EIA expects that marketed natural gas production will increase by 4.2 Bcf/d (5.7%) and by 1.7 Bcf/d (2.2%) in 2015 and 2016, respectively. EIA expects moderate production growth through 2016, with increases in the Lower 48 states expected to more than offset continuing production declines in the Gulf of Mexico. Increases in drilling efficiency will continue to support growing natural gas production in the forecast despite relatively low natural gas prices. Most of the growth is expected to come from the Marcellus Shale as the backlog of uncompleted wells is reduced and as new pipelines come online to deliver Marcellus natural gas to markets in the Northeast. Increases in domestic natural gas production are expected to reduce demand for natural gas imports from Canada and to support growth in exports to Mexico.
The Henry Hub natural gas spot price averaged $2.77/MMBtu in August, a decrease of 7 cents/MMBtu from the July price.

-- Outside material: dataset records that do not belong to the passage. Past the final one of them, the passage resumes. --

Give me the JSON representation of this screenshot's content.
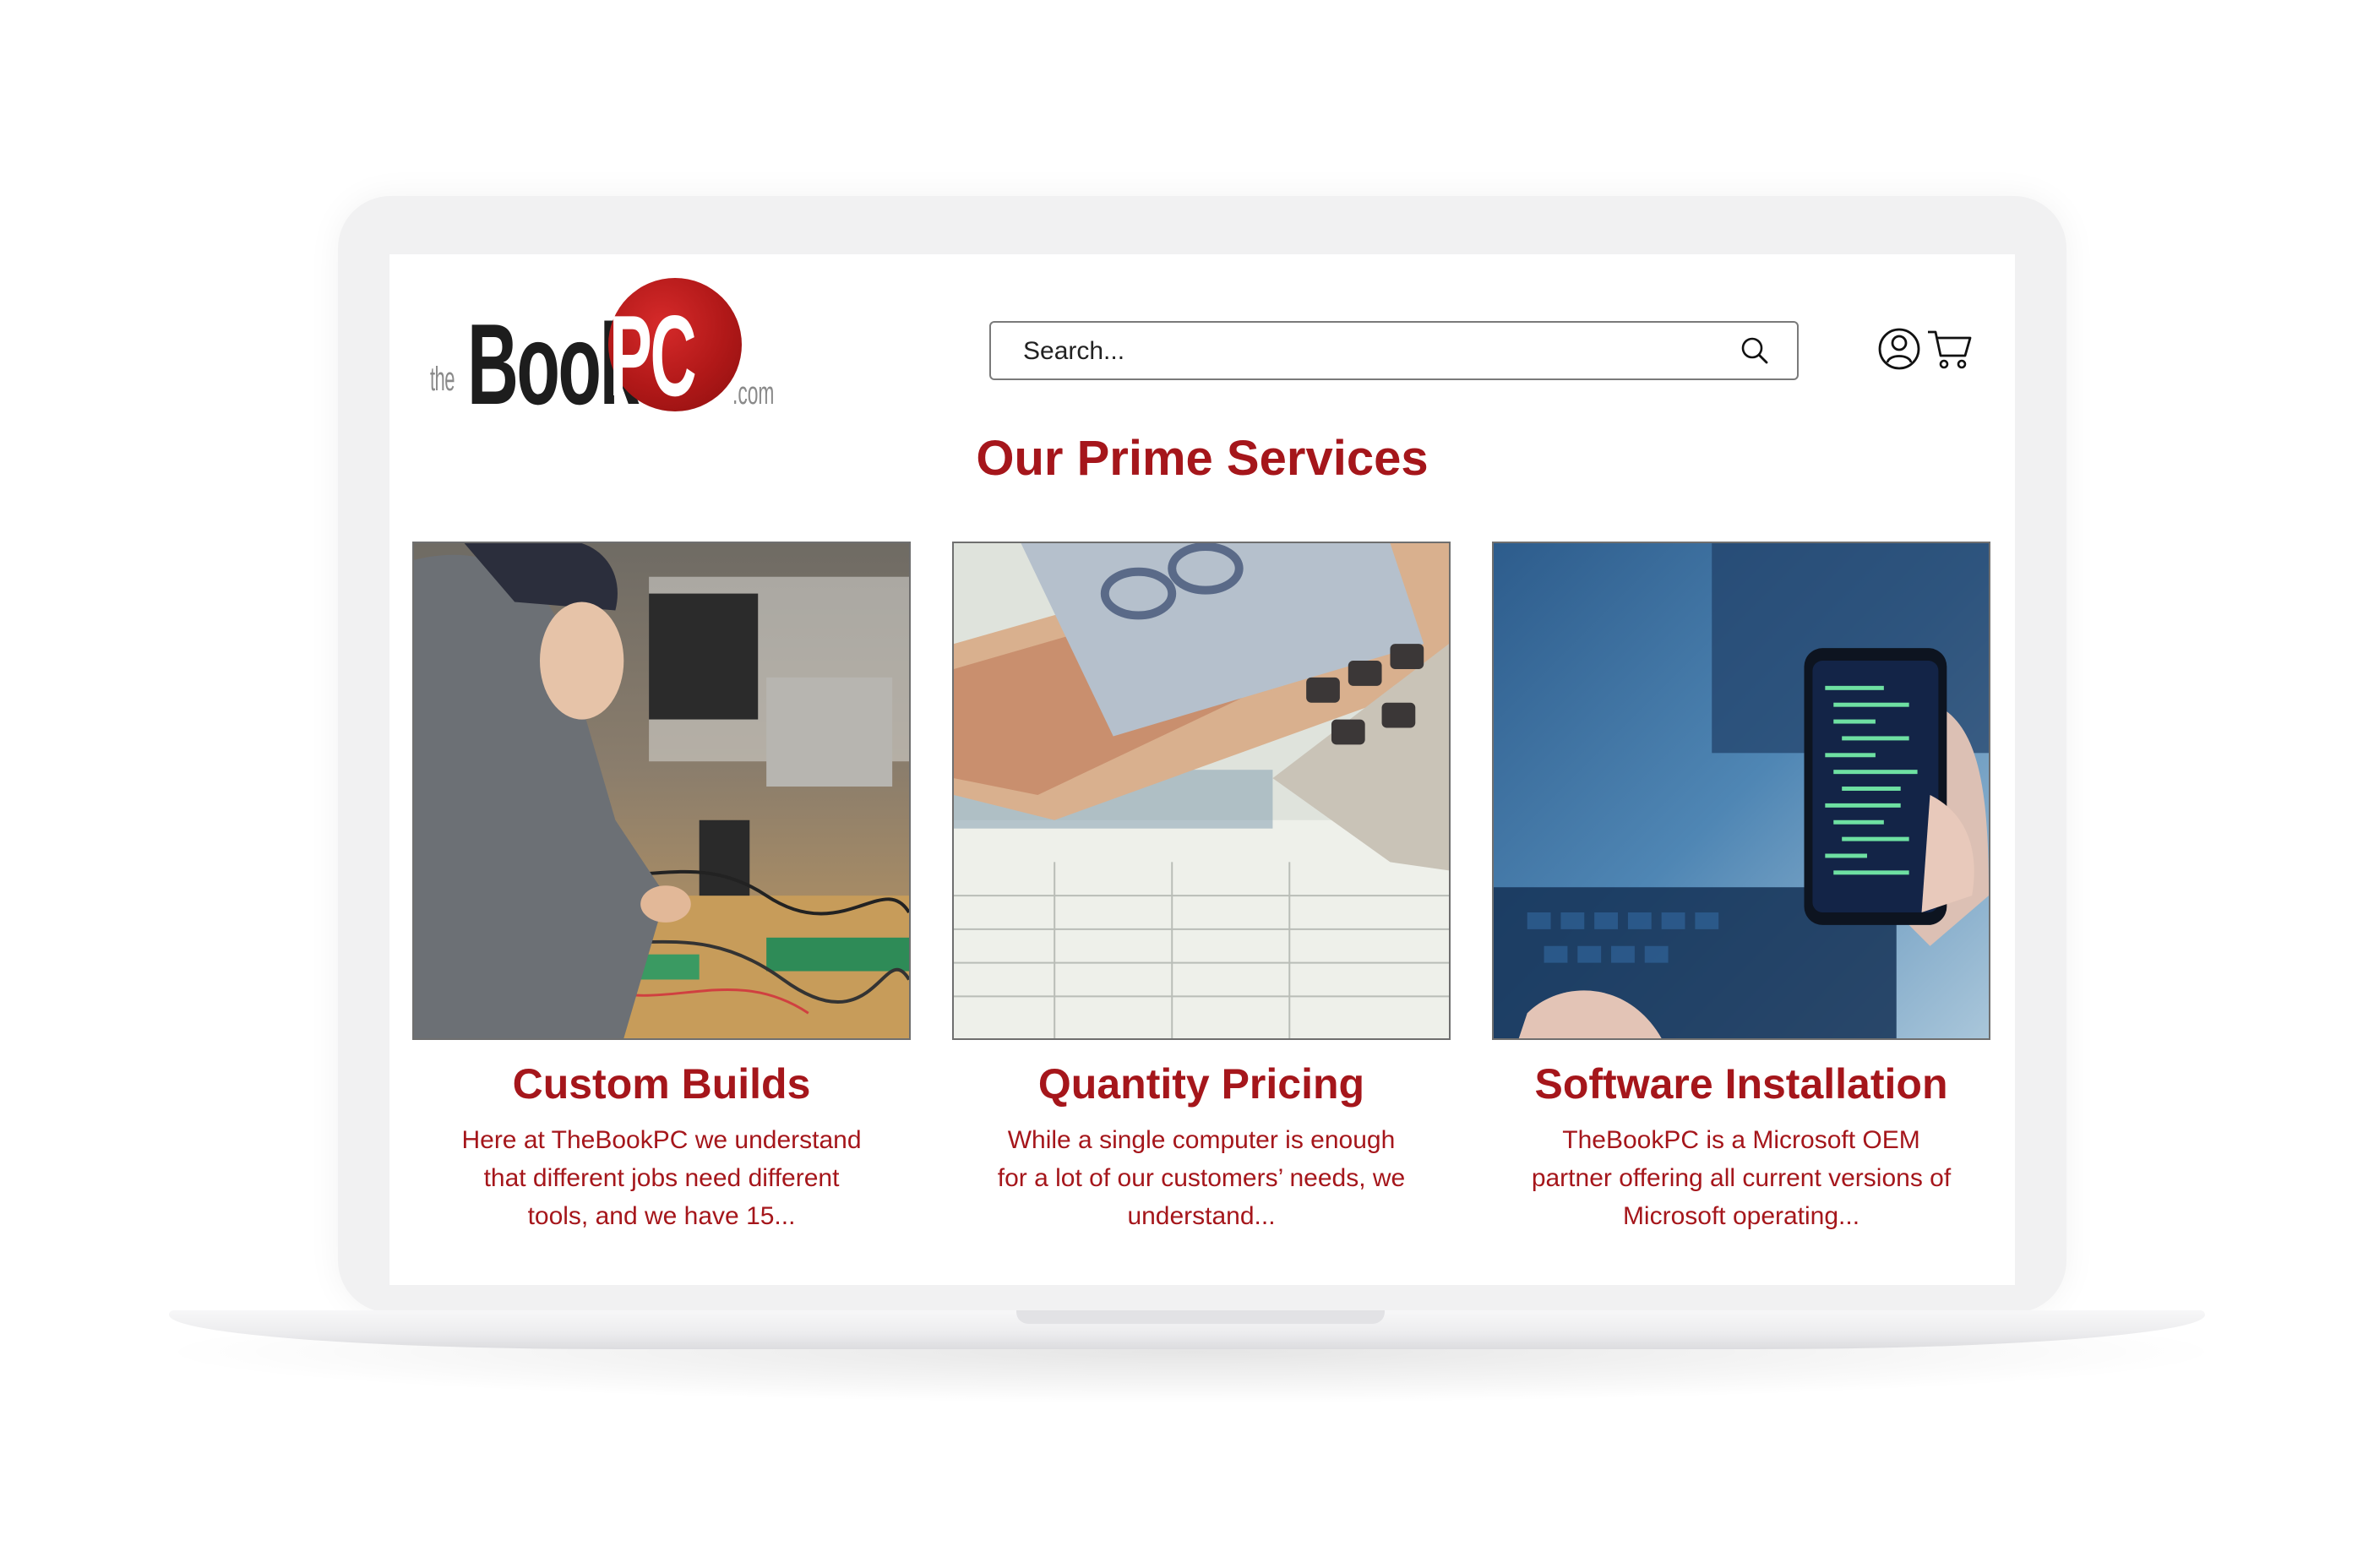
{
  "header": {
    "logo": {
      "the": "the",
      "book": "Book",
      "pc": "PC",
      "dotcom": ".com"
    },
    "search": {
      "placeholder": "Search..."
    },
    "icons": {
      "search": "search-icon",
      "account": "user-icon",
      "cart": "cart-icon"
    }
  },
  "main": {
    "title": "Our Prime Services",
    "cards": [
      {
        "title": "Custom Builds",
        "text": "Here at TheBookPC we understand that different jobs need different tools, and we have 15..."
      },
      {
        "title": "Quantity Pricing",
        "text": "While a single computer is enough for a lot of our customers’ needs, we understand..."
      },
      {
        "title": "Software Installation",
        "text": "TheBookPC is a Microsoft OEM partner offering all current versions of Microsoft operating..."
      }
    ]
  },
  "colors": {
    "brand_red": "#a5161b",
    "logo_red": "#b01818"
  }
}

The current Short-Term Energy Outlook report lowers the projection for prices slightly from last month’s forecast; monthly average spot prices remain lower than $3/MMBtu through November, and lower than $4/MMBtu through the remainder of the forecast. The projected Henry Hub natural gas price averages $2.84/MMBtu in 2015 and $3.11/MMBtu in 2016.

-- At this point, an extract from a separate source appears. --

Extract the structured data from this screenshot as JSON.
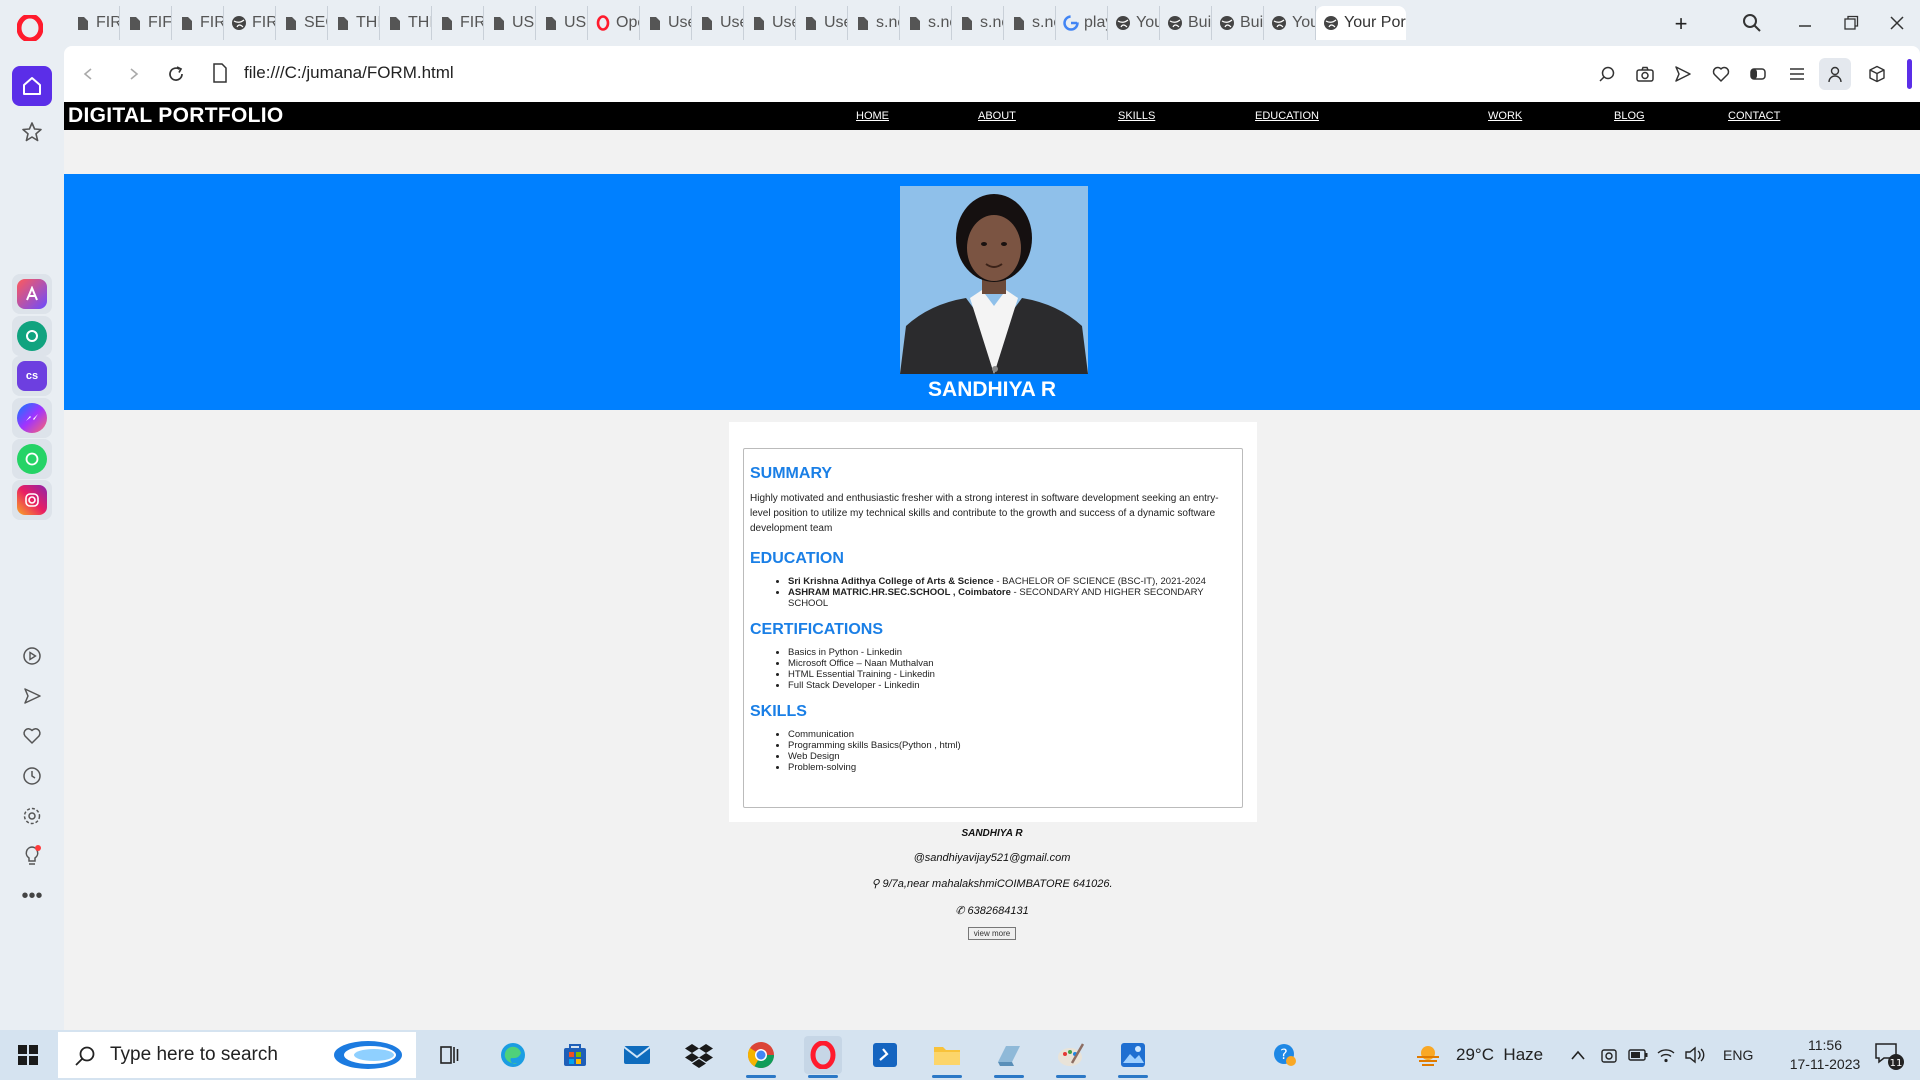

Natural gas futures contracts for December 2015 delivery traded during the five-day period ending Sept. 3 averaged $2.91/MMBtu. Current options and futures prices imply that market participants place the lower and upper bounds for the 95% confidence interval for December 2015 contracts at $2.08/MMBtu and $4.06/MMBtu, respectively. At this time in 2014, the natural gas futures contract for December 2014 delivery averaged $4.07 /MMBtu, and the corresponding lower and upper limits of the 95% confidence interval were $3.09/MMBtu and $5.35/MMBtu, respectively.